Sometimes, the environment in which a company operates is so uncertain that it seems that anything could happen. This is in particular the case when new technologies and industries are emerging: the product is unclear, the applications and the end-user demand are unclear, the business model is unclear, and the competition is unclear. In this situation a scenario planning exercise is particularly useful to identify the main scenarios that might unfold and clarify how the future could look like. Scenario planning allows you to generate a first set of forecasts, identify the key signposts that distinguish one scenario versus another, and understand whether the company’s current strategy and product roadmap are robust across multiple scenarios.

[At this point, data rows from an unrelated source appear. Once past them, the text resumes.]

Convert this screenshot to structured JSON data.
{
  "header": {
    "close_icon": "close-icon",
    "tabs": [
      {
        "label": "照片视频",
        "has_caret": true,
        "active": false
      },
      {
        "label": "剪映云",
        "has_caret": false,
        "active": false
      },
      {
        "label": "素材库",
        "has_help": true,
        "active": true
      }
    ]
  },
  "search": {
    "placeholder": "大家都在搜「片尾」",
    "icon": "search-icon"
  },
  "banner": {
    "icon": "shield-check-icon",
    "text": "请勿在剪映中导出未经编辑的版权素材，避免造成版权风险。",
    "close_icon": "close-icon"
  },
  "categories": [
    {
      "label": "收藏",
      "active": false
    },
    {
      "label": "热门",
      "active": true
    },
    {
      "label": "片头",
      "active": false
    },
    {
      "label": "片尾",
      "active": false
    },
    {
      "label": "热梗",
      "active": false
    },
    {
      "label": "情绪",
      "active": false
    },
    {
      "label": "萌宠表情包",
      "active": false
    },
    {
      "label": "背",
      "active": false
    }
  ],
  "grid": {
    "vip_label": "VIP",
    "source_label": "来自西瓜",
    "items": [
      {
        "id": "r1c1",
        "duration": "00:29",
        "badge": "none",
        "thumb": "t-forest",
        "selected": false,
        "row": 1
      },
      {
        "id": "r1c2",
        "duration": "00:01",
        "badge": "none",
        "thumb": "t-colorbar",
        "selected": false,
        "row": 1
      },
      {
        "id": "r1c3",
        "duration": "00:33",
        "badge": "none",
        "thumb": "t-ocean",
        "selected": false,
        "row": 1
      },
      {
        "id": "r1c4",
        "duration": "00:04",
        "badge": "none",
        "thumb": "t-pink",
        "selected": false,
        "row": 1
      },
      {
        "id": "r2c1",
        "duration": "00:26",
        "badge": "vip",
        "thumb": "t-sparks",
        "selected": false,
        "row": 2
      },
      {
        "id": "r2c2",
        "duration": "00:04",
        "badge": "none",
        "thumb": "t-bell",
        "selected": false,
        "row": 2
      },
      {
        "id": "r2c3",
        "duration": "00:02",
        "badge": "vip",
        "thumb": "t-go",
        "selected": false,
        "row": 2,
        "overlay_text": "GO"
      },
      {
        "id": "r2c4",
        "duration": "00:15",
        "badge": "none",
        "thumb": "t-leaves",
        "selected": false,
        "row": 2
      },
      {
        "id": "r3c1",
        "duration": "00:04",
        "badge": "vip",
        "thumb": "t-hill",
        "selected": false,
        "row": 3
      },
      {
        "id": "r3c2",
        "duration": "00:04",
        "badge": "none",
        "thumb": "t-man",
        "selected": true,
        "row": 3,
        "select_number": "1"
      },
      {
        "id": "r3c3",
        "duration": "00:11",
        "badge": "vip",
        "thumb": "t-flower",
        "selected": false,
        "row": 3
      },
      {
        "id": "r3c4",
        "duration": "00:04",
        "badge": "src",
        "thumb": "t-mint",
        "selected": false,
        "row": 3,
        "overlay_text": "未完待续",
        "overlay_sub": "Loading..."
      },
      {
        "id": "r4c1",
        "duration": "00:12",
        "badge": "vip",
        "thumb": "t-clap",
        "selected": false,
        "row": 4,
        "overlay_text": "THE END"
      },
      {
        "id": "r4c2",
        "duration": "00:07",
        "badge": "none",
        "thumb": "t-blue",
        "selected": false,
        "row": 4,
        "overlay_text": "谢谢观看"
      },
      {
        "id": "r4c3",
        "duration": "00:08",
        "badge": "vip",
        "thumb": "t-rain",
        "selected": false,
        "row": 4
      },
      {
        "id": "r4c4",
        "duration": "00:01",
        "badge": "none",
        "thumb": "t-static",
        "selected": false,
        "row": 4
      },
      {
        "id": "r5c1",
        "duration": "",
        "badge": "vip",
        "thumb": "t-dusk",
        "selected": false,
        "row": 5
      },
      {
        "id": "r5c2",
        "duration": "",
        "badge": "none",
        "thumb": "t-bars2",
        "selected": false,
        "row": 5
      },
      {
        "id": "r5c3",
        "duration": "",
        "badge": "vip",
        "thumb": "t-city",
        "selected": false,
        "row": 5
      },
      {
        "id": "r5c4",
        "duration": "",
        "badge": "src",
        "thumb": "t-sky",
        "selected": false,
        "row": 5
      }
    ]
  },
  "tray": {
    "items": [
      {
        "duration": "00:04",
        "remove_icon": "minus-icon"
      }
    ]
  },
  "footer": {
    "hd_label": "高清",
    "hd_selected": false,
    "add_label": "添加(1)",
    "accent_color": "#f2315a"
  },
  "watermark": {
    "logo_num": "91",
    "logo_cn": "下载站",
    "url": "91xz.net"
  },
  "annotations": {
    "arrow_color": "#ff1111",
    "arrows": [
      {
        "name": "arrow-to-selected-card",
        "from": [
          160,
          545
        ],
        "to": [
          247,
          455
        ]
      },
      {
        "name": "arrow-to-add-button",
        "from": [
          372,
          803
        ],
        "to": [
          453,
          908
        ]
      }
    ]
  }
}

The good news about scenario planning is that there is no rocket science behind it: it is mostly straightforward and can be great fun. Ideally, it should be undertaken over a period of 4-6 weeks by a small group of people bringing various backgrounds and sufficiently diverse opinions to the table. In scenario planning you should be bold and think outside the beaten track to develop multiple pictures of the future world. These must be clearly different from one another to be valuable, but at the same time remain realistic. The forecasting horizon will typically be two or more product life cycles, and ranges between 4 and 30 years.
The methodology behind scenario planning can be broken down into six main steps.
Scenario planning starts with a brainstorming session where issues that are likely to influence the business are collected in an open-minded manner. Be receptive to unusual ideas and do not apply any value judgment nor prioritise the issues at this stage.
Draw the four quadrants of a matrix that has “rather certain versus very uncertain” as its X axis and “low impact versus large impact” as its Y axis. Position the issues identified in Step 1 in the matrix. From the (Very uncertain, Large impact) quadrant, identify the key dimensions to be used to further define the scenarios.
Define the potential outcomes for the critically uncertain issues identified in Step 2. Group the possible outcomes of each dimension into a self-consistent scenario and define a minimum of three scenarios and a maximum of five. Each scenario should be clearly different from the others.
Write the story behind each scenario and give it a title summarising its salient features. Also identify the sign-posts or observable events for each scenario, and prepare an indicative roadmap showing in which time frame the events are expected to materialise. From each market scenario, develop a business strategy. Identify “no regret moves”, which are actions that make sense whatever the future turns out to bring.
For each scenario, translate the scenario script into a numerical forecast. To generate an average forecast, assign probability to each scenario and calculate the average of the scenarios.
Observe the market and especially the sign-posts identified in Step 4. Update the scenario planning results accordingly, typically every 6 months, by repeating Step 4 and 5. Review the impact of the market evolution on your company strategy and operations.